Pacientes do SUS atendidas no Cancer Center São Vicente, em Guarapuava, poderão contar com um recurso para reduzir a perda de cabelos em determinados tratamentos de quimioterapia. A unidade receberá um aparelho de crioterapia capilar, com previsão de início do atendimento ainda em 2026. A implantação depende da finalização de trâmites burocráticos e adequações técnicas.

A compra será financiada pela Volkswagen, que também assumirá a manutenção por dois anos. O Lions Club ficará responsável pela intermediação e execução do projeto. A parceria reúne ainda o município e o Governo do Paraná, por meio do Programa Paraná Competitivo, com apoio do Paraná Rosa.

O atendimento não será destinado automaticamente a todas as pacientes em quimioterapia. A equipe médica precisará avaliar o diagnóstico e os medicamentos previstos em cada tratamento para decidir sobre a indicação do equipamento.

A técnica resfria o couro cabeludo enquanto determinados quimioterápicos são administrados. Esse resfriamento pode diminuir a circulação sanguínea local e a exposição dos folículos aos medicamentos, ajudando a reduzir a queda de cabelo em alguns casos.

A Secretaria Municipal de Políticas Públicas para as Mulheres participará do acolhimento e acompanhamento das pacientes. Segundo a secretária Laura Vasconcelos, a iniciativa pretende oferecer apoio diante dos efeitos emocionais que a perda de cabelo pode provocar durante o tratamento.

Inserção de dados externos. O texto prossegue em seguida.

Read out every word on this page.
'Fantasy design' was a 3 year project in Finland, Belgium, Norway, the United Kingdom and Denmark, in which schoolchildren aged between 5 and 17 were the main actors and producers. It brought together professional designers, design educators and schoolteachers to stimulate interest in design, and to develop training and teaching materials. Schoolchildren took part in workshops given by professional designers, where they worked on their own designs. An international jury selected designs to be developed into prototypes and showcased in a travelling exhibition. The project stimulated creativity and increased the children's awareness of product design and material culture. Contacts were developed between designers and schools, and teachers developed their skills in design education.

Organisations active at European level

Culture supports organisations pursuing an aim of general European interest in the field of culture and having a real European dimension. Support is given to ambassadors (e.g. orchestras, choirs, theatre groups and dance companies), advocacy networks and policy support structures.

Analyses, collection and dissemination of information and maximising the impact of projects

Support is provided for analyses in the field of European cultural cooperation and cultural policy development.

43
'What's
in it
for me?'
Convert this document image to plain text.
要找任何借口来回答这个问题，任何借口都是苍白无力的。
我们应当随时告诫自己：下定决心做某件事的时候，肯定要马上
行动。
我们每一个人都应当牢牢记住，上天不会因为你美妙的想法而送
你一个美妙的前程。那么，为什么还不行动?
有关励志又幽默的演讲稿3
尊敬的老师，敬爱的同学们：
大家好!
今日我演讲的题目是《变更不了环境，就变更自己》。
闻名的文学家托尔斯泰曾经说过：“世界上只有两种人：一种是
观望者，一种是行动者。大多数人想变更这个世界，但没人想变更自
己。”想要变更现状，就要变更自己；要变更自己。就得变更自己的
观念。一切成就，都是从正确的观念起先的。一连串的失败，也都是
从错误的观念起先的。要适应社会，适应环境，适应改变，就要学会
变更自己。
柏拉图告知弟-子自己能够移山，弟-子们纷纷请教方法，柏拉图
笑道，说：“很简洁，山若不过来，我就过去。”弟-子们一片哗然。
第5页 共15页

A secretária estadual da Mulher, Igualdade Racial e Pessoa Idosa, Mariana Neri, apontou a experiência de Guarapuava como uma possível referência para outros municípios. Ela também relatou ter utilizado a tecnologia durante seu próprio tratamento oncológico, ressaltando que a indicação depende da avaliação médica e do protocolo de cada paciente.